Fabian Schmid: BDO bietet Vermögensverwaltern und Trustees im Rahmen des Bewilligungsgesuchs eine umfassende Begleitung an, die alle Schritte des Gesuchs umfasst: die Anpassung oder Erstellung aller notwendigen Unterlagen (Statuten, Reglemente, Richtlinien, Businessplan etc.) sowie das Verfassen und Einreichen des Gesuchs mit allen Beilagen. Auch die Abklärung sämtlicher Rückfragen der AO und der FINMA, von der Einreichung des Gesuchs bis zur Bewilligung, übernahm unser Team.

Da BDO eine anerkannte Prüf- und Beratungsgesellschaft ist und mehrere Hundert Vermögensverwalter in der Schweiz zu ihren Kunden zählt, besteht ein breites Verständnis über die Anforderungen und Erwartungen der Aufsichtsorganisation und der FINMA. Dies erlaubt es uns, die zentralen regulatorischen Herausforderungen mit unseren Kunden bereits vor der Gesuchseinreichung zu meistern.

Wie haben sich die Anforderungen an die Vermögensverwalter verändert, um den neuen Regulierungen nachkommen zu können?

Zunächst muss ich festhalten, dass in der nun zu Ende gehenden Ära vor FIDLEG und FINIG – regulatorisch betrachtet – ja nicht einfach wilder Westen herrschte. Sowohl Vermögensverwalter als auch Trustees waren schon seit langer Zeit als Finanzintermediäre dem Geldwäschereigesetz unterstellt und wurden als solche durch Selbstregulierungsorganisationen überwacht. Die meisten Vermögensverwalter mussten zudem FIDLEG-ähnliche Standesregeln einhalten. Insofern mussten wir bei keinem bestehenden Vermögensverwalter bei Null anfangen, wenn es darum ging, ihn bestmöglich auf die FINMA-Bewilligung vorzubereiten.

FIDLEG und FINIG gehen aber zweifelsfrei für alle Vermögensverwalter mit erhöhten Anforderungen einher. Um einige Beispiele zu nennen: Corporate Governance-Anforderungen, Stellvertretungsregelungen, Eigenmittelanforderungen, unabhängiges Risk Management und Compliance und vor allem mehr Kontrolltätigkeiten (IKS).

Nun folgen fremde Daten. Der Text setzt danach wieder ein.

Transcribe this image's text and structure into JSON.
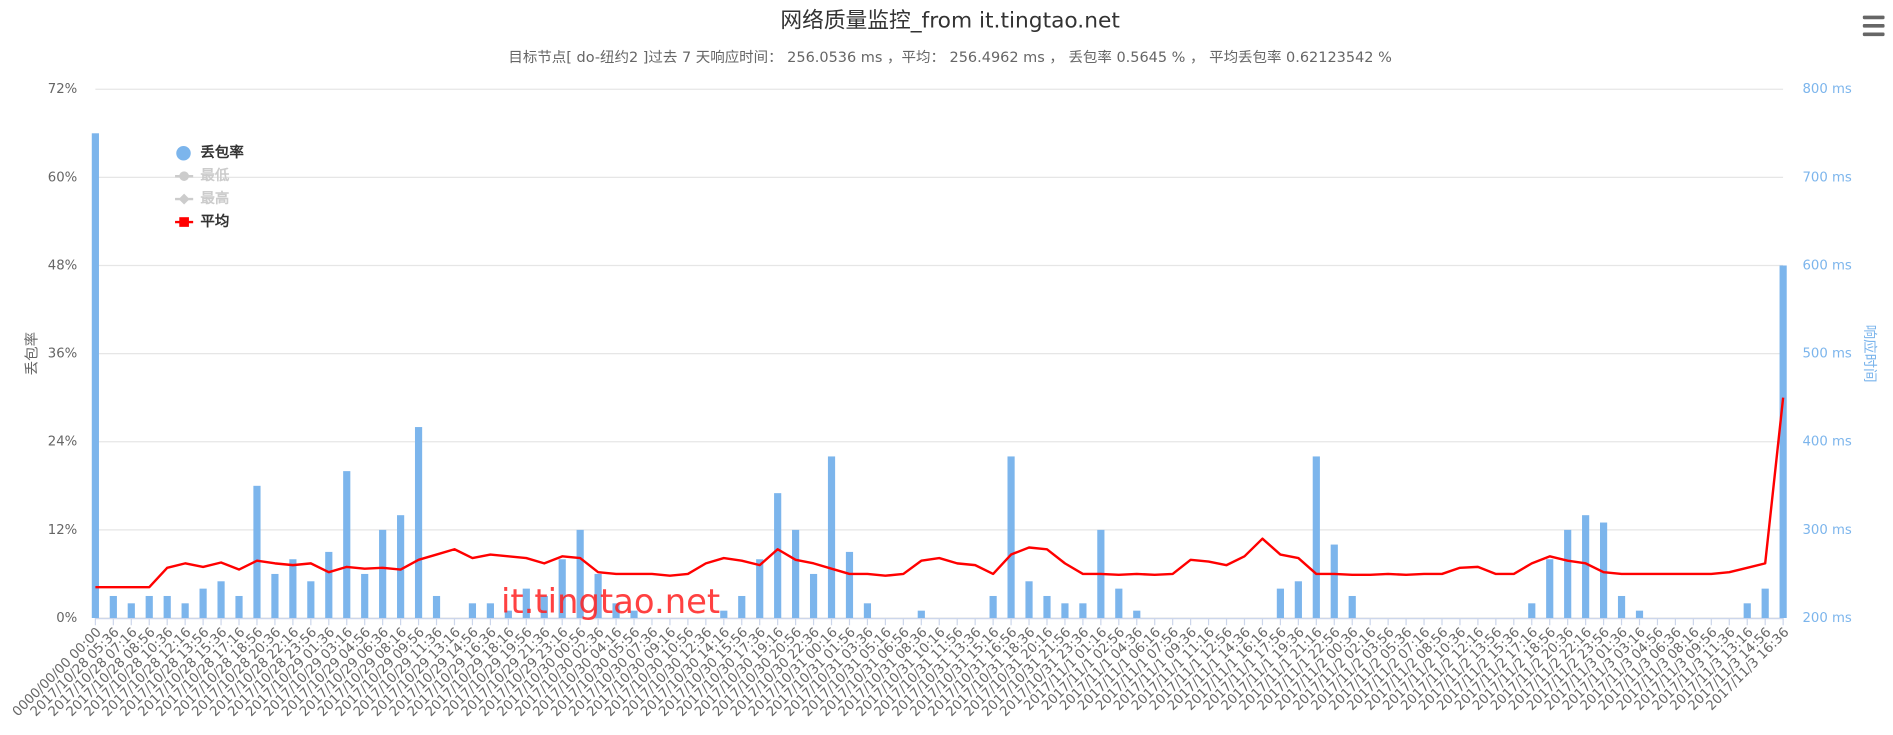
{
  "chart_data": {
    "type": "combo",
    "title": "网络质量监控_from it.tingtao.net",
    "subtitle": "目标节点[ do-纽约2 ]过去 7 天响应时间： 256.0536 ms ，平均： 256.4962 ms ， 丢包率 0.5645 % ， 平均丢包率 0.62123542 %",
    "watermark": "it.tingtao.net",
    "y_label": "丢包率",
    "y2_label": "响应时间",
    "grid": true,
    "legend": "upper left",
    "ylim": [
      0,
      72
    ],
    "yticks": [
      {
        "value": 0,
        "label": "0%"
      },
      {
        "value": 12,
        "label": "12%"
      },
      {
        "value": 24,
        "label": "24%"
      },
      {
        "value": 36,
        "label": "36%"
      },
      {
        "value": 48,
        "label": "48%"
      },
      {
        "value": 60,
        "label": "60%"
      },
      {
        "value": 72,
        "label": "72%"
      }
    ],
    "y2lim": [
      200,
      800
    ],
    "y2ticks": [
      {
        "value": 200,
        "label": "200 ms"
      },
      {
        "value": 300,
        "label": "300 ms"
      },
      {
        "value": 400,
        "label": "400 ms"
      },
      {
        "value": 500,
        "label": "500 ms"
      },
      {
        "value": 600,
        "label": "600 ms"
      },
      {
        "value": 700,
        "label": "700 ms"
      },
      {
        "value": 800,
        "label": "800 ms"
      }
    ],
    "categories": [
      "0000/00/00 00:00",
      "2017/10/28 05:36",
      "2017/10/28 07:16",
      "2017/10/28 08:56",
      "2017/10/28 10:36",
      "2017/10/28 12:16",
      "2017/10/28 13:56",
      "2017/10/28 15:36",
      "2017/10/28 17:16",
      "2017/10/28 18:56",
      "2017/10/28 20:36",
      "2017/10/28 22:16",
      "2017/10/28 23:56",
      "2017/10/29 01:36",
      "2017/10/29 03:16",
      "2017/10/29 04:56",
      "2017/10/29 06:36",
      "2017/10/29 08:16",
      "2017/10/29 09:56",
      "2017/10/29 11:36",
      "2017/10/29 13:16",
      "2017/10/29 14:56",
      "2017/10/29 16:36",
      "2017/10/29 18:16",
      "2017/10/29 19:56",
      "2017/10/29 21:36",
      "2017/10/29 23:16",
      "2017/10/30 00:56",
      "2017/10/30 02:36",
      "2017/10/30 04:16",
      "2017/10/30 05:56",
      "2017/10/30 07:36",
      "2017/10/30 09:16",
      "2017/10/30 10:56",
      "2017/10/30 12:36",
      "2017/10/30 14:16",
      "2017/10/30 15:56",
      "2017/10/30 17:36",
      "2017/10/30 19:16",
      "2017/10/30 20:56",
      "2017/10/30 22:36",
      "2017/10/31 00:16",
      "2017/10/31 01:56",
      "2017/10/31 03:36",
      "2017/10/31 05:16",
      "2017/10/31 06:56",
      "2017/10/31 08:36",
      "2017/10/31 10:16",
      "2017/10/31 11:56",
      "2017/10/31 13:36",
      "2017/10/31 15:16",
      "2017/10/31 16:56",
      "2017/10/31 18:36",
      "2017/10/31 20:16",
      "2017/10/31 21:56",
      "2017/10/31 23:36",
      "2017/11/1 01:16",
      "2017/11/1 02:56",
      "2017/11/1 04:36",
      "2017/11/1 06:16",
      "2017/11/1 07:56",
      "2017/11/1 09:36",
      "2017/11/1 11:16",
      "2017/11/1 12:56",
      "2017/11/1 14:36",
      "2017/11/1 16:16",
      "2017/11/1 17:56",
      "2017/11/1 19:36",
      "2017/11/1 21:16",
      "2017/11/1 22:56",
      "2017/11/2 00:36",
      "2017/11/2 02:16",
      "2017/11/2 03:56",
      "2017/11/2 05:36",
      "2017/11/2 07:16",
      "2017/11/2 08:56",
      "2017/11/2 10:36",
      "2017/11/2 12:16",
      "2017/11/2 13:56",
      "2017/11/2 15:36",
      "2017/11/2 17:16",
      "2017/11/2 18:56",
      "2017/11/2 20:36",
      "2017/11/2 22:16",
      "2017/11/2 23:56",
      "2017/11/3 01:36",
      "2017/11/3 03:16",
      "2017/11/3 04:56",
      "2017/11/3 06:36",
      "2017/11/3 08:16",
      "2017/11/3 09:56",
      "2017/11/3 11:36",
      "2017/11/3 13:16",
      "2017/11/3 14:56",
      "2017/11/3 16:36"
    ],
    "series": [
      {
        "name": "丢包率",
        "type": "bar",
        "axis": "y",
        "color": "#7cb5ec",
        "visible": true,
        "values": [
          66,
          3,
          2,
          3,
          3,
          2,
          4,
          5,
          3,
          18,
          6,
          8,
          5,
          9,
          20,
          6,
          12,
          14,
          26,
          3,
          0,
          2,
          2,
          1,
          4,
          3,
          8,
          12,
          6,
          2,
          1,
          0,
          0,
          0,
          0,
          1,
          3,
          8,
          17,
          12,
          6,
          22,
          9,
          2,
          0,
          0,
          1,
          0,
          0,
          0,
          3,
          22,
          5,
          3,
          2,
          2,
          12,
          4,
          1,
          0,
          0,
          0,
          0,
          0,
          0,
          0,
          4,
          5,
          22,
          10,
          3,
          0,
          0,
          0,
          0,
          0,
          0,
          0,
          0,
          0,
          2,
          8,
          12,
          14,
          13,
          3,
          1,
          0,
          0,
          0,
          0,
          0,
          2,
          4,
          48
        ]
      },
      {
        "name": "最低",
        "type": "line",
        "axis": "y2",
        "color": "#cccccc",
        "visible": false,
        "marker": "circle"
      },
      {
        "name": "最高",
        "type": "line",
        "axis": "y2",
        "color": "#cccccc",
        "visible": false,
        "marker": "diamond"
      },
      {
        "name": "平均",
        "type": "line",
        "axis": "y2",
        "color": "#ff0000",
        "visible": true,
        "marker": "square",
        "values": [
          235,
          235,
          235,
          235,
          257,
          262,
          258,
          263,
          255,
          265,
          262,
          260,
          262,
          252,
          258,
          256,
          257,
          255,
          266,
          272,
          278,
          268,
          272,
          270,
          268,
          262,
          270,
          268,
          252,
          250,
          250,
          250,
          248,
          250,
          262,
          268,
          265,
          260,
          278,
          266,
          262,
          256,
          250,
          250,
          248,
          250,
          265,
          268,
          262,
          260,
          250,
          272,
          280,
          278,
          262,
          250,
          250,
          249,
          250,
          249,
          250,
          266,
          264,
          260,
          270,
          290,
          272,
          268,
          250,
          250,
          249,
          249,
          250,
          249,
          250,
          250,
          257,
          258,
          250,
          250,
          262,
          270,
          265,
          262,
          252,
          250,
          250,
          250,
          250,
          250,
          250,
          252,
          257,
          262,
          450
        ]
      }
    ]
  }
}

Jedenfalls bei mittleren und grösseren Instituten steigen zudem die Erwartungen an eine moderne IT-Infrastruktur sowie an Portfoliomanagement- und Dokumentationssysteme.

«Auch eine gewisse Fähigkeit zur Selbstkritik ist gefragt, insbesondere im Hinblick auf die Frage «Welche Risiken birgt mein Geschäftsmodell?»
Fabian Schmid, Leiter Regulatory & Compliance bei BDO

Welches sind die grössten Herausforderungen und Stolpersteine auf dem Weg zur Zertifizierung?

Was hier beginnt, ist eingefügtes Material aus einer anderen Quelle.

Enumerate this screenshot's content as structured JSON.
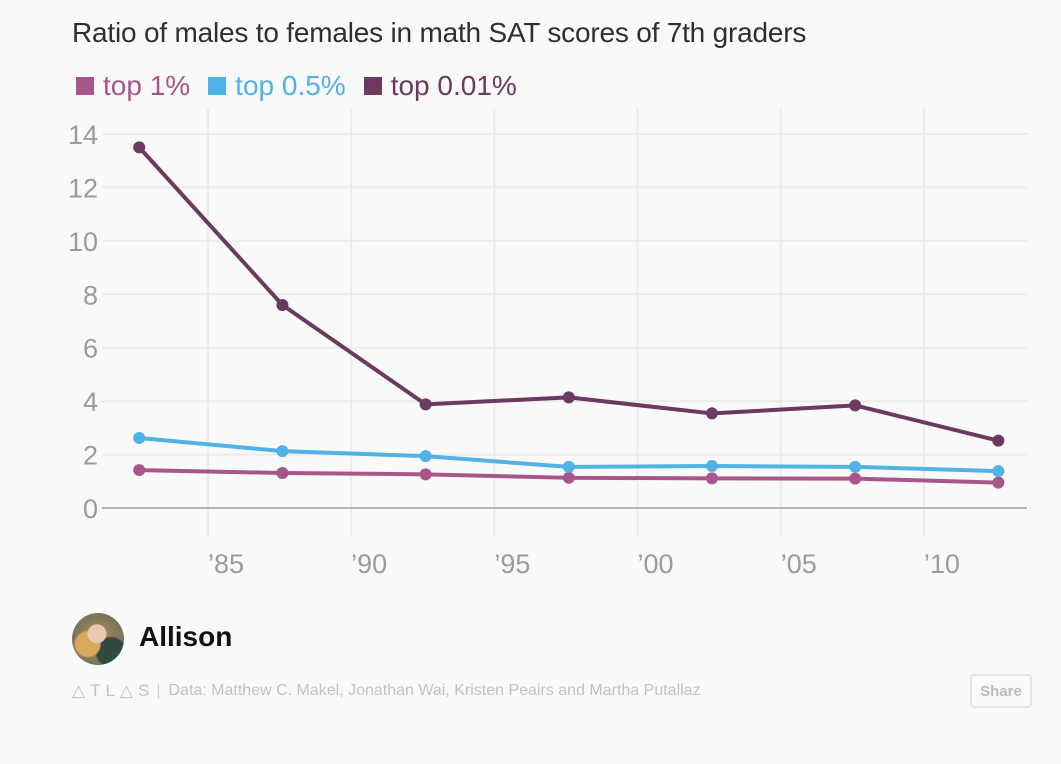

Zunächst liegt die Herausforderung sicherlich darin, sämtliche die Organisation, Prozesse und Verträge FIDLEG- und FINIG-konform zu gestalten. Als Berater können wir dem Vermögensverwalter zwar mögliche Lösungen und Entwürfe präsentieren, am Ende muss sich jedes Institut aber sehr genau überlegen, welche Entscheidungen es im Hinblick auf die unternehmerische Zukunft zu treffen gilt. Auch eine gewisse Fähigkeit zur Selbstkritik ist gefragt, insbesondere im Hinblick auf die Frage «Welche Risiken birgt mein Geschäftsmodell?».

Auch das korrekte bzw. qualitativ hochwertige Aufbereiten eines Gesuchs und der Beilagen ist keine leichte Aufgabe. Es geht hier letztlich darum, der FINMA und der AO aufzuzeigen, dass man als Institut sämtliche gesetzlichen Anforderungen und Erwartungen der Aufsicht erfüllt.

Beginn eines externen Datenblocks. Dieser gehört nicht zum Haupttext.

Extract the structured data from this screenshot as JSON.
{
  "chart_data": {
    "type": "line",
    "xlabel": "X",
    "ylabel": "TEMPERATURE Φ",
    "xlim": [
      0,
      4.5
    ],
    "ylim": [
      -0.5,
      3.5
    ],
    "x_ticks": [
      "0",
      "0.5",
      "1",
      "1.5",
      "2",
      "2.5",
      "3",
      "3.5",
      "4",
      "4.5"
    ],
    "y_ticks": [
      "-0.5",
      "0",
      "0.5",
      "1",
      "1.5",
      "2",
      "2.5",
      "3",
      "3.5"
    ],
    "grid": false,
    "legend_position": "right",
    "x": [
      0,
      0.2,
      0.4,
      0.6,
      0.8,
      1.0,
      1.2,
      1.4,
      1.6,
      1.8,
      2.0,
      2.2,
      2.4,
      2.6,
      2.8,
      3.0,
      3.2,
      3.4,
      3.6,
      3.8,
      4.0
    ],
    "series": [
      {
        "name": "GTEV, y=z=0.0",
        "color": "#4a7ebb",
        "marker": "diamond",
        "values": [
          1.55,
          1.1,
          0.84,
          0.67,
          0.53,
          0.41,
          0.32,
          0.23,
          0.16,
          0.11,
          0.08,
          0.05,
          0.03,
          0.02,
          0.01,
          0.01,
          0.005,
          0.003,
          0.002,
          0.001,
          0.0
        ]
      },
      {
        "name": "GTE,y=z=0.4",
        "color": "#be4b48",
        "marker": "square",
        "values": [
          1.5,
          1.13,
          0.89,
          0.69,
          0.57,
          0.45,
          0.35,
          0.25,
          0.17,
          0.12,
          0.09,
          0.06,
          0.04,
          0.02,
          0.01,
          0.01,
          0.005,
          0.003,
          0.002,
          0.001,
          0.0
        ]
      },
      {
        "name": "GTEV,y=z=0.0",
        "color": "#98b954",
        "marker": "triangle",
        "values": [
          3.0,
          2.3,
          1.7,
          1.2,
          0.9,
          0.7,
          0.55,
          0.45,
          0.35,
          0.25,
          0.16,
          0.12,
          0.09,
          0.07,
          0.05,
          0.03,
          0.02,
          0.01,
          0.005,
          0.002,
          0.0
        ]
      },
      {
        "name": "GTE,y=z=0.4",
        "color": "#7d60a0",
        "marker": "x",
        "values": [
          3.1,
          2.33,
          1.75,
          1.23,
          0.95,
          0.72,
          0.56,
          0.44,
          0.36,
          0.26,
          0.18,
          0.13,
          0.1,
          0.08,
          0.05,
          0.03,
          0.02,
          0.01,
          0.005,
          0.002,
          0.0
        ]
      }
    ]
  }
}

Die Finma berichtete letzten Herbst, zur Halbzeit der Übergangsfrist hätten erst 180 der rund 2400 betroffenen Vermögensverwalter ein Bewilligungsgesuch eingereicht. Wird die Zeit nicht langsam knapp?

Doch, das dürfte zutreffen. Die geringe Anzahl eingereichter Gesuche kann zwar insofern noch etwas relativiert werden, dass wir viele Vermögensverwalter sehen, deren Gesuche noch bei einer AO in Bearbeitung sind oder kurz vor der Einreichung bei der AO stehen. Nichtsdestotrotz zeichnet sich eine Art Stau bei den Bewilligungsverfahren ab.

Das Gesuch muss bis Ende des Jahres 2022 bei der FINMA eingereicht sein, dies setzt jedoch den Anschluss an eine AO voraus. Da viele Vermögensverwalter erst jetzt mit dem Prozess beginnen, könnten sich bei den verschiedenen AO die Bearbeitungszeiten verlängern. Im schlimmsten Fall hätte dann ein Vermögensverwalter zwar das Gesuch bei der AO eingereicht, aber bis Ende 2022 noch keinen positiven Entscheid von ihr erhalten. Das würde dann dazu führen, dass die Frist zur Einreichung des Gesuchs bei der FINMA verpasst wird.

Auch wenn sich ein Gesuch mit allen erforderlichen Beilagen theoretisch rasch erarbeiten lässt, sollte nicht vergessen werden, dass einige zentrale Fragen zur zukünftigen Unternehmensorganisation häufig eine gewisse Zeit in Anspruch nehmen können. Gerade kleinere Vermögensverwalter stellen manchmal erst im Bewilligungsprojekt fest, dass sie noch einen geeigneten (d.h. über die erforderliche Ausbildung und Berufserfahrung verfügenden) Stellvertreter benötigen oder dass sie eine unabhängige Risk- und Compliance-Funktion benötigen.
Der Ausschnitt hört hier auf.